A unified digital integration layer that combines diagnostics, UQ, DA, and model-based control will enable these systems to work together seamlessly. Emerging frameworks, such as the Integrated Modelling & Analysis Suite (IMAS) [5], can serve as the backbone for physics data. Meanwhile, industry standards such as Open Platform Communications Unified Architecture (OPC UA) can support machine-to-machine communication. The concept of AI-assisted interface contracts [16], proposed by our team, ensures that control actions remain verifiable and safe, even when autonomous algorithms are used.

Conclusions

In the transition from research tokamaks to commercial FPPs, diagnostics must evolve from instruments of discovery to enablers of reliable, long-term control. The extreme neutron and thermal environment limits the number and proximity of sensors, making full-state observation impossible.

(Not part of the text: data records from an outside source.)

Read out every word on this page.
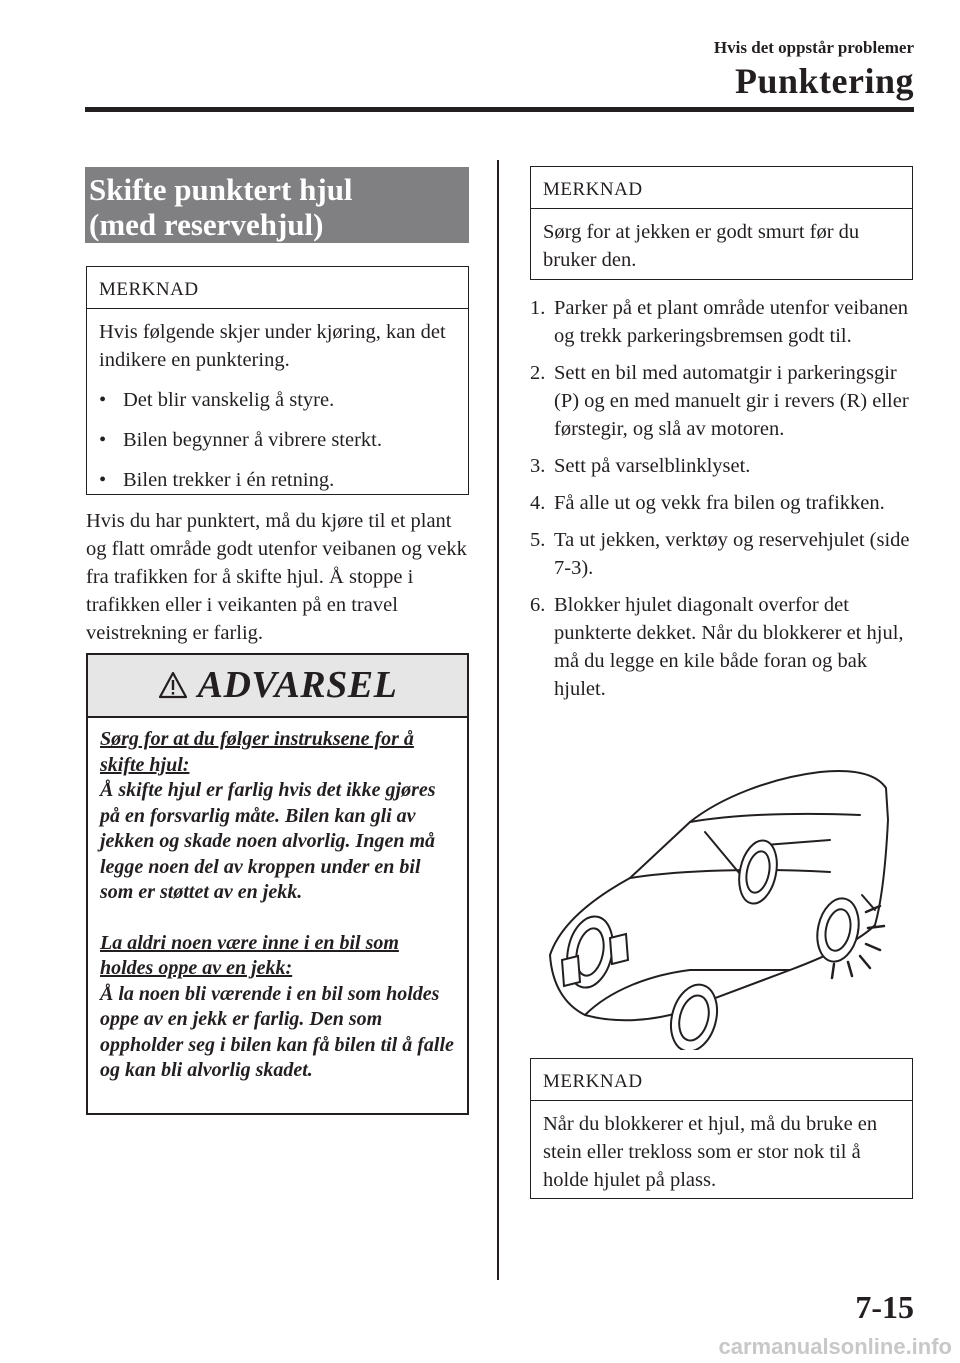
Hvis det oppstår problemer
Punktering
Skifte punktert hjul
(med reservehjul)
MERKNAD

Hvis følgende skjer under kjøring, kan det indikere en punktering.

• Det blir vanskelig å styre.
• Bilen begynner å vibrere sterkt.
• Bilen trekker i én retning.

Hvis du har punktert, må du kjøre til et plant og flatt område godt utenfor veibanen og vekk fra trafikken for å skifte hjul. Å stoppe i trafikken eller i veikanten på en travel veistrekning er farlig.

ADVARSEL

Sørg for at du følger instruksene for å skifte hjul:

Å skifte hjul er farlig hvis det ikke gjøres på en forsvarlig måte. Bilen kan gli av jekken og skade noen alvorlig. Ingen må legge noen del av kroppen under en bil som er støttet av en jekk.

La aldri noen være inne i en bil som holdes oppe av en jekk:

Å la noen bli værende i en bil som holdes oppe av en jekk er farlig. Den som oppholder seg i bilen kan få bilen til å falle og kan bli alvorlig skadet.

MERKNAD

Sørg for at jekken er godt smurt før du bruker den.

1. Parker på et plant område utenfor veibanen og trekk parkeringsbremsen godt til.
2. Sett en bil med automatgir i parkeringsgir (P) og en med manuelt gir i revers (R) eller førstegir, og slå av motoren.
3. Sett på varselblinklyset.
4. Få alle ut og vekk fra bilen og trafikken.
5. Ta ut jekken, verktøy og reservehjulet (side 7-3).
6. Blokker hjulet diagonalt overfor det punkterte dekket. Når du blokkerer et hjul, må du legge en kile både foran og bak hjulet.
MERKNAD

Når du blokkerer et hjul, må du bruke en stein eller trekloss som er stor nok til å holde hjulet på plass.

7-15
carmanualsonline.info
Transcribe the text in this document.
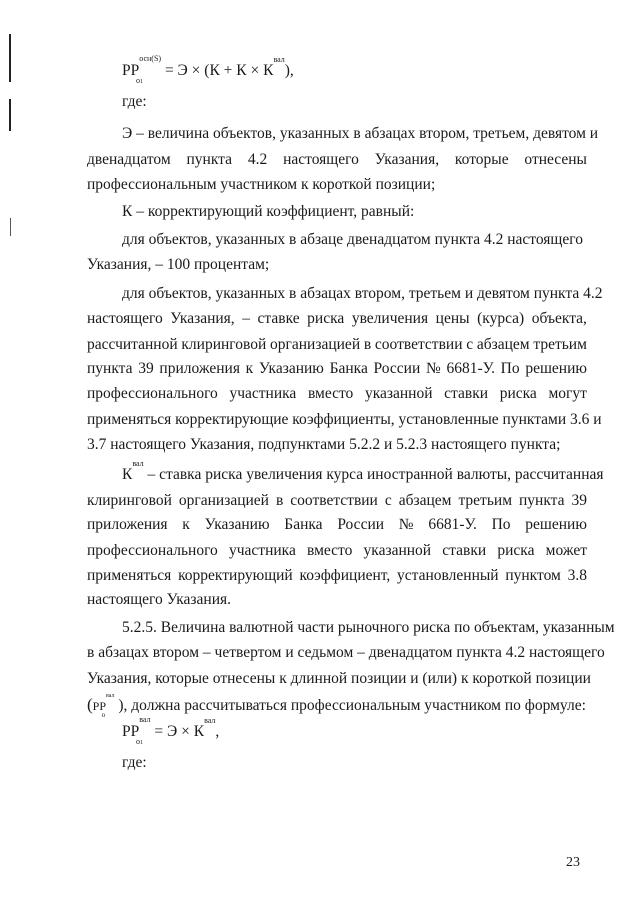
$PP^{осн(S)}$
о1
= $Э \times (К + К \times К^{вал})$,
где:
Э – величина объектов, указанных в абзацах втором, третьем, девятом и
двенадцатом пункта 4.2 настоящего Указания, которые отнесены
профессиональным участником к короткой позиции;
К – корректирующий коэффициент, равный:
для объектов, указанных в абзаце двенадцатом пункта 4.2 настоящего
Указания, – 100 процентам;
для объектов, указанных в абзацах втором, третьем и девятом пункта 4.2
настоящего Указания, – ставке риска увеличения цены (курса) объекта,
рассчитанной клиринговой организацией в соответствии с абзацем третьим
пункта 39 приложения к Указанию Банка России № 6681-У. По решению
профессионального участника вместо указанной ставки риска могут
применяться корректирующие коэффициенты, установленные пунктами 3.6 и
3.7 настоящего Указания, подпунктами 5.2.2 и 5.2.3 настоящего пункта;
$К^{вал}$ – ставка риска увеличения курса иностранной валюты, рассчитанная
клиринговой организацией в соответствии с абзацем третьим пункта 39
приложения к Указанию Банка России № 6681-У. По решению
профессионального участника вместо указанной ставки риска может
применяться корректирующий коэффициент, установленный пунктом 3.8
настоящего Указания.
5.2.5. Величина валютной части рыночного риска по объектам, указанным
в абзацах втором – четвертом и седьмом – двенадцатом пункта 4.2 настоящего
Указания, которые отнесены к длинной позиции и (или) к короткой позиции
($PP^{вал}$
о
), должна рассчитываться профессиональным участником по формуле:
$PP^{вал}$
о1
= $Э \times К^{вал}$,
где:
23
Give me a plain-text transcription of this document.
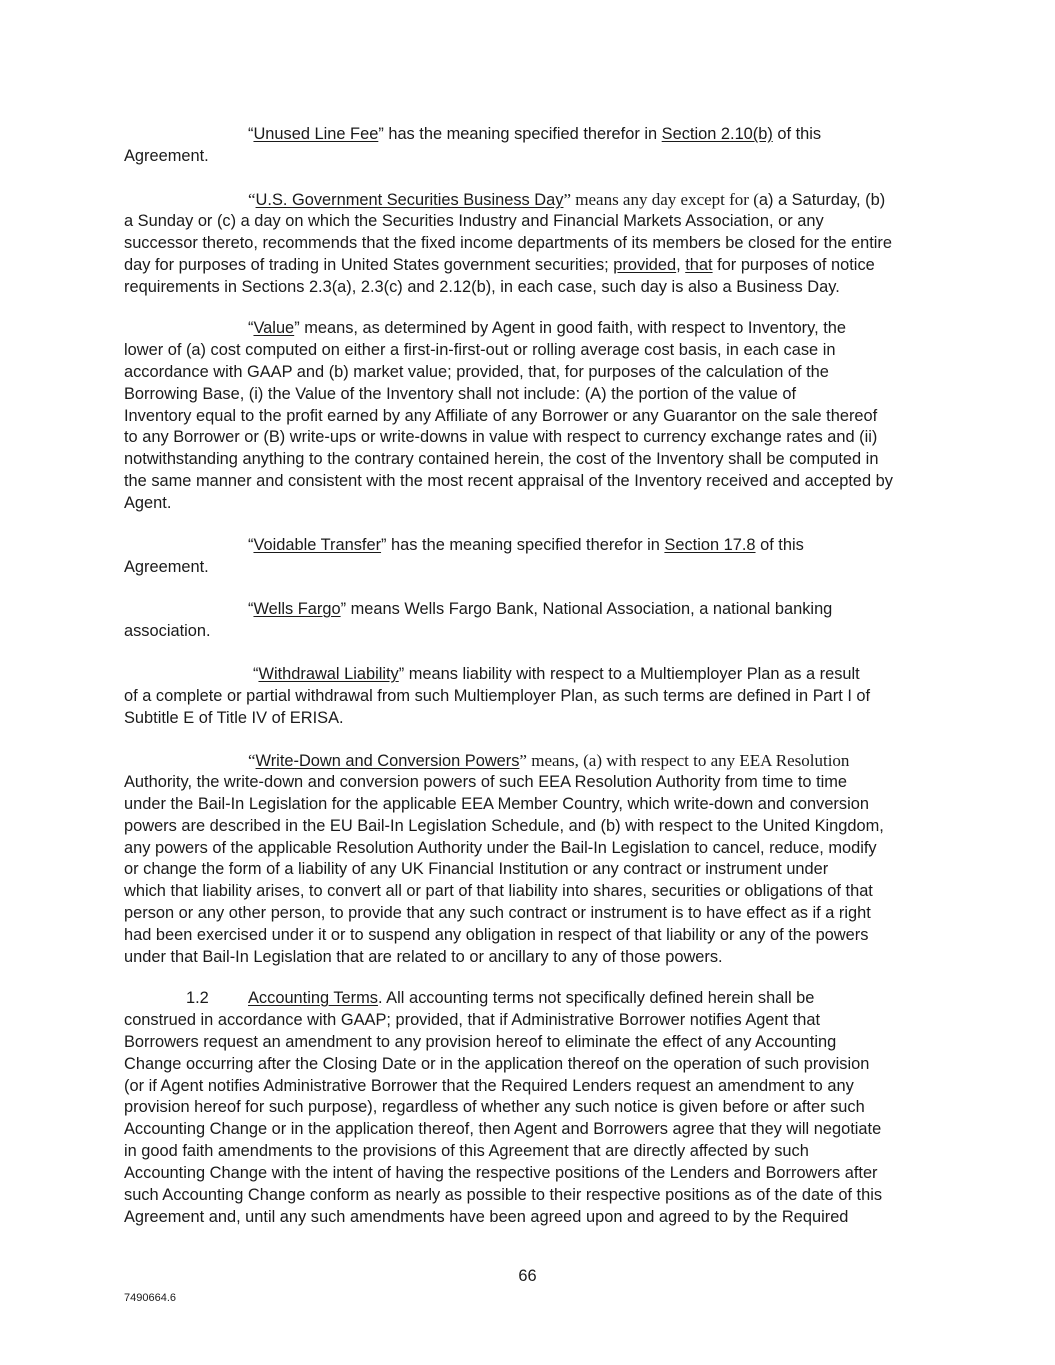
“Unused Line Fee” has the meaning specified therefor in Section 2.10(b) of this
Agreement.
“U.S. Government Securities Business Day” means any day except for (a) a Saturday, (b)
a Sunday or (c) a day on which the Securities Industry and Financial Markets Association, or any
successor thereto, recommends that the fixed income departments of its members be closed for the entire
day for purposes of trading in United States government securities; provided, that for purposes of notice
requirements in Sections 2.3(a), 2.3(c) and 2.12(b), in each case, such day is also a Business Day.
“Value” means, as determined by Agent in good faith, with respect to Inventory, the
lower of (a) cost computed on either a first-in-first-out or rolling average cost basis, in each case in
accordance with GAAP and (b) market value; provided, that, for purposes of the calculation of the
Borrowing Base, (i) the Value of the Inventory shall not include: (A) the portion of the value of
Inventory equal to the profit earned by any Affiliate of any Borrower or any Guarantor on the sale thereof
to any Borrower or (B) write-ups or write-downs in value with respect to currency exchange rates and (ii)
notwithstanding anything to the contrary contained herein, the cost of the Inventory shall be computed in
the same manner and consistent with the most recent appraisal of the Inventory received and accepted by
Agent.
“Voidable Transfer” has the meaning specified therefor in Section 17.8 of this
Agreement.
“Wells Fargo” means Wells Fargo Bank, National Association, a national banking
association.
“Withdrawal Liability” means liability with respect to a Multiemployer Plan as a result
of a complete or partial withdrawal from such Multiemployer Plan, as such terms are defined in Part I of
Subtitle E of Title IV of ERISA.
“Write-Down and Conversion Powers” means, (a) with respect to any EEA Resolution
Authority, the write-down and conversion powers of such EEA Resolution Authority from time to time
under the Bail-In Legislation for the applicable EEA Member Country, which write-down and conversion
powers are described in the EU Bail-In Legislation Schedule, and (b) with respect to the United Kingdom,
any powers of the applicable Resolution Authority under the Bail-In Legislation to cancel, reduce, modify
or change the form of a liability of any UK Financial Institution or any contract or instrument under
which that liability arises, to convert all or part of that liability into shares, securities or obligations of that
person or any other person, to provide that any such contract or instrument is to have effect as if a right
had been exercised under it or to suspend any obligation in respect of that liability or any of the powers
under that Bail-In Legislation that are related to or ancillary to any of those powers.
1.2 Accounting Terms. All accounting terms not specifically defined herein shall be
construed in accordance with GAAP; provided, that if Administrative Borrower notifies Agent that
Borrowers request an amendment to any provision hereof to eliminate the effect of any Accounting
Change occurring after the Closing Date or in the application thereof on the operation of such provision
(or if Agent notifies Administrative Borrower that the Required Lenders request an amendment to any
provision hereof for such purpose), regardless of whether any such notice is given before or after such
Accounting Change or in the application thereof, then Agent and Borrowers agree that they will negotiate
in good faith amendments to the provisions of this Agreement that are directly affected by such
Accounting Change with the intent of having the respective positions of the Lenders and Borrowers after
such Accounting Change conform as nearly as possible to their respective positions as of the date of this
Agreement and, until any such amendments have been agreed upon and agreed to by the Required
66
7490664.6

To maintain stable and safe operation under these constraints, FPPs will rely on a new hierarchy of data-driven and model-based tools, including uncertainty quantification for confidence-aware decisions, machine learning for signal recovery and cross-diagnostic fusion, and synthetic diagnostics and data assimilation for consistent state estimation. Coupled with model-based predictive control and integrated within a unified digital architecture, these techniques will form the base for robust, autonomous plasma regulation.

The guiding principle is clear: in FPPs, we must measure the right things, quantify uncertainty, and control confidently despite imperfections.